Biman to reroute NY flight to halve loss |
Brussels, Amsterdam stations to be closed
Failing to make the Dhaka-New York flight operation a financially viable venture for Biman, the authorities of the national flag carrier are now planning to re-route the longest of its 26 international flights.
It appears that there has been no respite in tireless experimentation with the most loss incurring flight operation, which put a dent of Tk 70 lakh a week in Biman's already poor coffer.
The latest plan on card re-routing the Dhaka-NY flight through Heathrow or Manchester instead of Brussels would at best halve the recurring losses on this route but would still remain far short of making the venture economically viable, Biman officials said.
"Soon we'll re-route the New York flight by operating it on Dhaka-Dubai-Heathrow/ Manchester-New York route and this we hope will halve the loss, if not more," acting Managing Director of Biman, Lt Col (retd) Mahmoodur Rahman told The Daily Star recently.
Such a re-routing would make the airline's expensive outstations in Brussels and Amsterdam redundant and better cater to the growing flight demand of sub-continental passengers in Great Britain.
Biman now operates an aging DC-10 twice a week on Dhaka-New York through Dubai via Brussels and incurs a loss of Tk 35 lakh on each flight. Due to an acute craft shortage, Biman, has decided to stop operating the weekly second flight from March 13 and unlikely to resume it till the airline is able to procure at least two more craft on lease.
Biman's New York flight is considered the costliest yet most prestigious of all its international flights. But the Dhaka-New York flight appears to be its Achilles' heel as the state-run airline, already struggling to buy fuel and new generation aircraft because of financial constraints, continues to absorb huge losses to keep up the prestige.
The new state minister for civil aviation and tourism, Mirza Fakhrul Islam Alamgir, who took over after the unceremonious axing of Mir Nasir in November last year, is learnt to have given the Biman management two-month time to improve upon the record of loss on its New York flight.
During previous Awami League regime, the New York flight used to operate on Dhaka-Delhi-Brussels-New York route incurring a loss of Tk 50 lakh per flight. With, Mir Nasir re-routing the flight through Dubai instead of Delhi, Biman's operational loss on this route was brought down to Tk 22 lakh but repeated rise in price of jet fuel scaled up the loss to Tk 35 lakh now.

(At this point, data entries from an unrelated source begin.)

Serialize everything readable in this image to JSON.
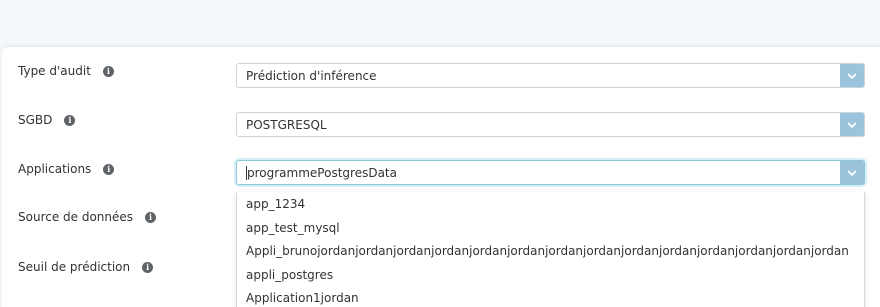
{
  "form": {
    "rows": [
      {
        "label": "Type d'audit",
        "value": "Prédiction d'inférence"
      },
      {
        "label": "SGBD",
        "value": "POSTGRESQL"
      },
      {
        "label": "Applications",
        "value": "programmePostgresData"
      },
      {
        "label": "Source de données"
      },
      {
        "label": "Seuil de prédiction"
      }
    ],
    "info_glyph": "i"
  },
  "dropdown": {
    "options": [
      "app_1234",
      "app_test_mysql",
      "Appli_brunojordanjordanjordanjordanjordanjordanjordanjordanjordanjordanjordanjordanjordanjordan",
      "appli_postgres",
      "Application1jordan"
    ]
  },
  "icons": {
    "info": "info-icon",
    "chevron": "chevron-down-icon"
  },
  "colors": {
    "accent": "#9cc3dc",
    "focus": "#8ec7da",
    "background": "#f3f6fa"
  }
}
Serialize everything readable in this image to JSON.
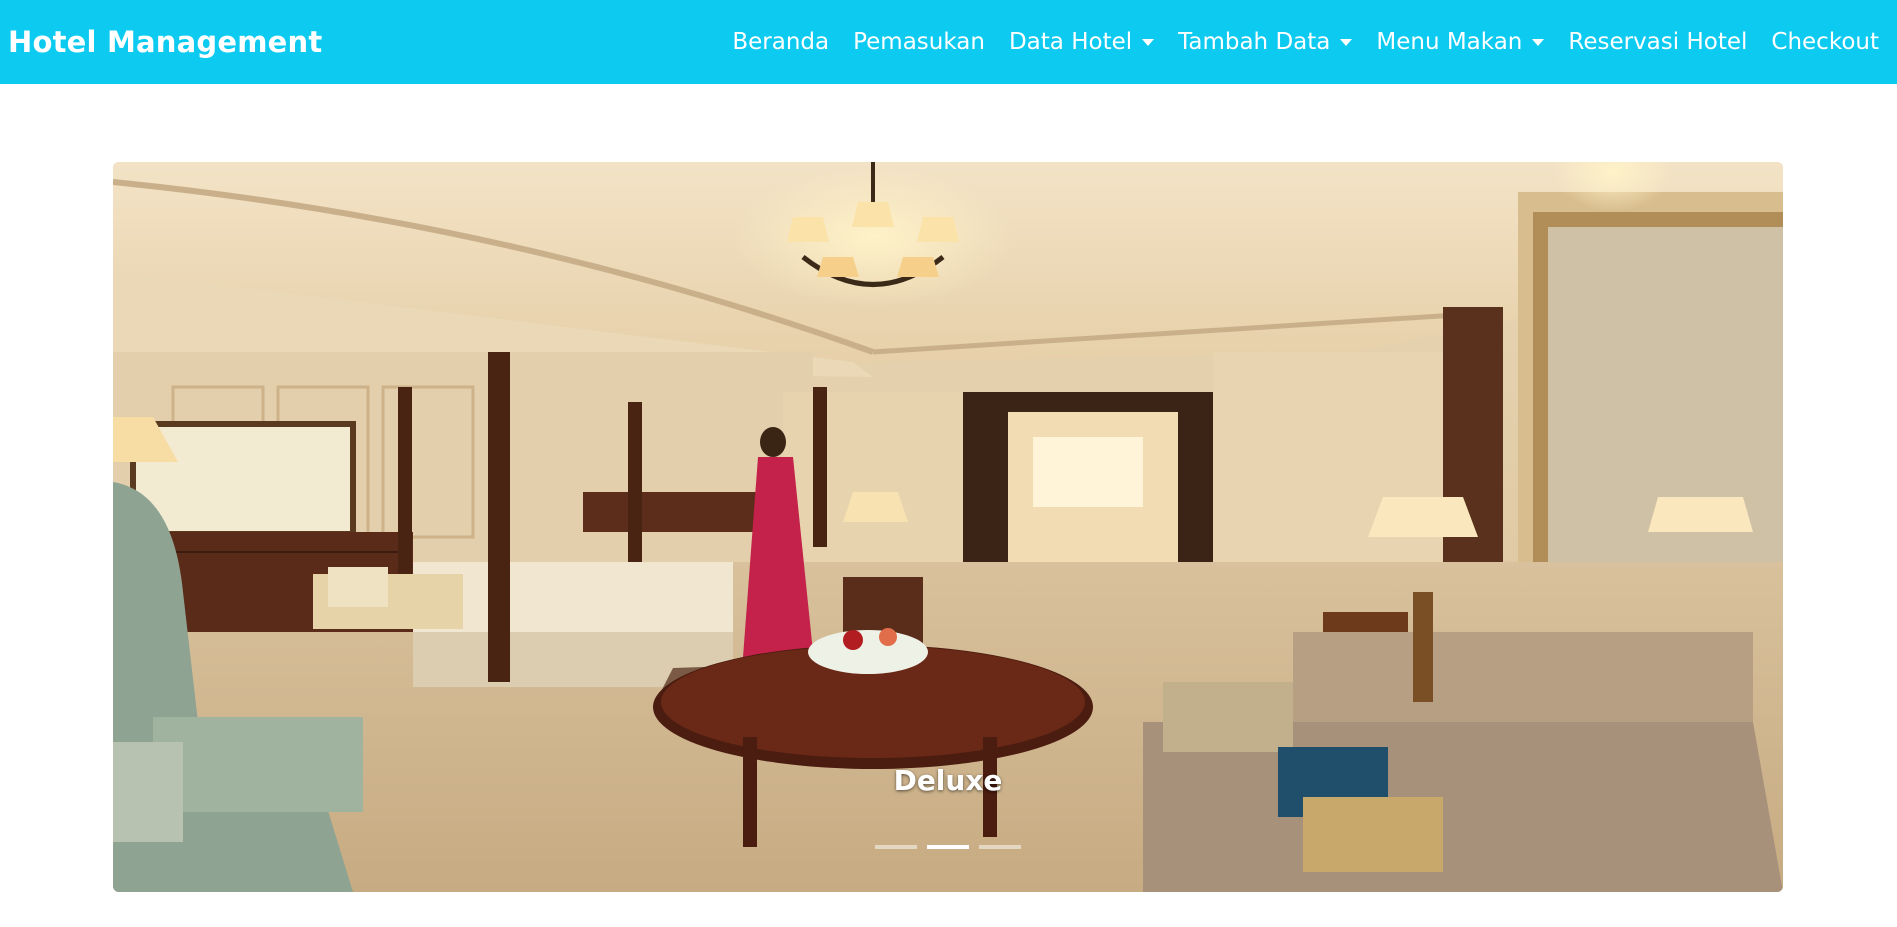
{
  "navbar": {
    "brand": "Hotel Management",
    "links": [
      {
        "label": "Beranda",
        "dropdown": false
      },
      {
        "label": "Pemasukan",
        "dropdown": false
      },
      {
        "label": "Data Hotel",
        "dropdown": true
      },
      {
        "label": "Tambah Data",
        "dropdown": true
      },
      {
        "label": "Menu Makan",
        "dropdown": true
      },
      {
        "label": "Reservasi Hotel",
        "dropdown": false
      },
      {
        "label": "Checkout",
        "dropdown": false
      }
    ],
    "color": "#0dcaf0"
  },
  "carousel": {
    "caption": "Deluxe",
    "slide_count": 3,
    "active_index": 1
  }
}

Asked about the rationale for operating such a loss-making long-route flight, Biman's MD said, "Stopping operation of flights on a particular route that causes loss is the easiest of all solutions but it's always tough to regain slots, particularly to North American destinations. Biman's Dhaka-New York flights cater to two million ethnic clients living on the East Coast of USA and in Canada."
Mahmoodur Rahman claimed that high fuel cost at the base station Zia International Airport and poor fuel efficiency of aging DC-10s are holding Biman back from achieving financial viability on American and European routes.

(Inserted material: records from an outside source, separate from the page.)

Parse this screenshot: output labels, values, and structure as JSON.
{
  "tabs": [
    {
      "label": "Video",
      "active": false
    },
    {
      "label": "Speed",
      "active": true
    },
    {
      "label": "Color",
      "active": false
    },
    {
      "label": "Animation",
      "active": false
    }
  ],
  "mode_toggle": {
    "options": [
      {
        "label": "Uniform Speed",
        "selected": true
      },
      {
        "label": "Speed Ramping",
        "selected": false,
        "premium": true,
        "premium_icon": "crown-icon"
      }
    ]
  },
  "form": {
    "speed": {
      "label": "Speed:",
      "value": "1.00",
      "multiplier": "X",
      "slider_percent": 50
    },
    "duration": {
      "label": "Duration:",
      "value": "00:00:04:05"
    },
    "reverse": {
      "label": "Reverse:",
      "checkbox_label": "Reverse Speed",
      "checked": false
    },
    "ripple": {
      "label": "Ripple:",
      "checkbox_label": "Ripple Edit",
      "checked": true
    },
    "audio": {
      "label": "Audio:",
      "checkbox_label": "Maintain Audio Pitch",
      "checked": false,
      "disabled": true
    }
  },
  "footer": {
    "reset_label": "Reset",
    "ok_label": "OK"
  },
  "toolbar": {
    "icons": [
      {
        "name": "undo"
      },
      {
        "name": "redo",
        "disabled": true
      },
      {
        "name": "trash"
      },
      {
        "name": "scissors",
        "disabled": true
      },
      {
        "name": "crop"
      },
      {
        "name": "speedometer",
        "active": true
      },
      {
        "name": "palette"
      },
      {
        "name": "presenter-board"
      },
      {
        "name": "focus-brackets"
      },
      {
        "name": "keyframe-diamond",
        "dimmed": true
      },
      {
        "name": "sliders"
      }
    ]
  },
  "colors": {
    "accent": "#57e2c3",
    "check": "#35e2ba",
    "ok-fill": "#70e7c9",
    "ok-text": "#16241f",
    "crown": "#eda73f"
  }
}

In Biman's 13-strong fleet, the three-decade old DC-10s that usually operate on Dhaka-New York route have been grounded at least three times in the last six months in Brussels and New York for various mechanical faults. In late last year the US federal aviation did not allow a Biman craft depart John F Kennedy Airport without fixing 17 faults they found in the plane.
Amidst a schedule chaos, the Biman Bangladesh Airlines on Feb 19 decided to cut its international flights as an immediate solution and lease two aircraft to maintain its dwindling fleet.

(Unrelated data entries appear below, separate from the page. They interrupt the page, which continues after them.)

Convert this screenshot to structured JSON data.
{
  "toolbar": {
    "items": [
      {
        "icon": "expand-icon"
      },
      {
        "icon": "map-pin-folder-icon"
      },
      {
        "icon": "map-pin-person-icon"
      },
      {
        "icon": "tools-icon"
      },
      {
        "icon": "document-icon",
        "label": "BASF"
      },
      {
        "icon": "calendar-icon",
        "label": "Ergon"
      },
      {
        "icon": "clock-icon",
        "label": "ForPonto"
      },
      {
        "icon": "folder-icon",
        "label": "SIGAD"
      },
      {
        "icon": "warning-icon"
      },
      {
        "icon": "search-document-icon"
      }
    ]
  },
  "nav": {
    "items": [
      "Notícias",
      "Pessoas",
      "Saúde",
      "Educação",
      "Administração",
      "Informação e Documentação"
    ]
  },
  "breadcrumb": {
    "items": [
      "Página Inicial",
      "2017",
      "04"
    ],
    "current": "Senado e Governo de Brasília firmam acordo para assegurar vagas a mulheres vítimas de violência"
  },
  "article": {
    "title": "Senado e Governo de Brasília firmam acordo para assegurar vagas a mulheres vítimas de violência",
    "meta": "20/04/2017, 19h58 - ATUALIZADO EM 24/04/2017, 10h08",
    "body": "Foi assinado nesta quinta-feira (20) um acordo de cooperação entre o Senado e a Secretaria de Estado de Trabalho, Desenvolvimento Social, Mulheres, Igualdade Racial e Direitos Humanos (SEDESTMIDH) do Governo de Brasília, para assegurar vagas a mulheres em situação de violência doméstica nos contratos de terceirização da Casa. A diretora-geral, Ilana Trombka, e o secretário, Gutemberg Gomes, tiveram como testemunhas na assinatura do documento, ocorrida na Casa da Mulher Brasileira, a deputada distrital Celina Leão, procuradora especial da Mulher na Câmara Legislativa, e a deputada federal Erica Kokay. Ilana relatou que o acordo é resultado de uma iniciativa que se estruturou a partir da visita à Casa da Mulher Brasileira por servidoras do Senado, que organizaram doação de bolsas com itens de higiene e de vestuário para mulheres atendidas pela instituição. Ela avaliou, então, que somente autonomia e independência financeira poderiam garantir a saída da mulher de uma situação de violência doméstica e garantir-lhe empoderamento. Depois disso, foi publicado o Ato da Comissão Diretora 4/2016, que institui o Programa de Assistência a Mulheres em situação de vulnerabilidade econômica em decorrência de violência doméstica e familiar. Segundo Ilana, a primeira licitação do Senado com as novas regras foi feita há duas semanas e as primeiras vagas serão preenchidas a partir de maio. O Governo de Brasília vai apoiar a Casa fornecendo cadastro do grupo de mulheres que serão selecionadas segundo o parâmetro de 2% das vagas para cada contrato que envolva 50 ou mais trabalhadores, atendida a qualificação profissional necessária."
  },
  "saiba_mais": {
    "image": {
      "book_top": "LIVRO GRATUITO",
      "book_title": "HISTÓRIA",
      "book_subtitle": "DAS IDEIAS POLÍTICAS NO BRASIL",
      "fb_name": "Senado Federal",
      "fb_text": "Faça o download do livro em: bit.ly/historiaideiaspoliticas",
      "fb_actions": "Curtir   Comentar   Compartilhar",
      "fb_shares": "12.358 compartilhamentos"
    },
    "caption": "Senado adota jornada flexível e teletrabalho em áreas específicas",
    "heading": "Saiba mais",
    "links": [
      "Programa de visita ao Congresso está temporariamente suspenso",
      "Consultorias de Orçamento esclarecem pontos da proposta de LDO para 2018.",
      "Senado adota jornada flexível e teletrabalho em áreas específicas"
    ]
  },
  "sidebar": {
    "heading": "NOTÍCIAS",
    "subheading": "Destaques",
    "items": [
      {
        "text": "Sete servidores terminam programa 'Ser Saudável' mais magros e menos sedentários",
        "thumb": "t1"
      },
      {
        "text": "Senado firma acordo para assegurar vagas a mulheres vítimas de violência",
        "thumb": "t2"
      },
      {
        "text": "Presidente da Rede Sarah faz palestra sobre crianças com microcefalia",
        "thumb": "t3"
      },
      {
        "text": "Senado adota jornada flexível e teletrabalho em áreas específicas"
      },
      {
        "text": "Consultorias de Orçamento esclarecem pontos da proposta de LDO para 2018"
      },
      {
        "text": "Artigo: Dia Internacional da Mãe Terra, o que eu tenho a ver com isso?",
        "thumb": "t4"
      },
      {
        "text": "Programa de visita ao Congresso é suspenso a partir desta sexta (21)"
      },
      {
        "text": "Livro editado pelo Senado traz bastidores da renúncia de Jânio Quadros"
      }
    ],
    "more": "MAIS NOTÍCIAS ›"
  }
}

Following a meeting with State Minister for Civil Aviation Mirza Fakhrul Islam Alamgir the management of the airline floated tender for leasing two aircraft in a bid to recover from the schedule disarray caused by grounding of its three DC-10s and one airbus at a time.
While the reduction of flight frequencies on Dhaka-London and Dhaka-Jeddah routes comes into effect immediately, reduction on the Dhaka-New York route will be made effective from March 13 as passengers have already booked tickets up to then.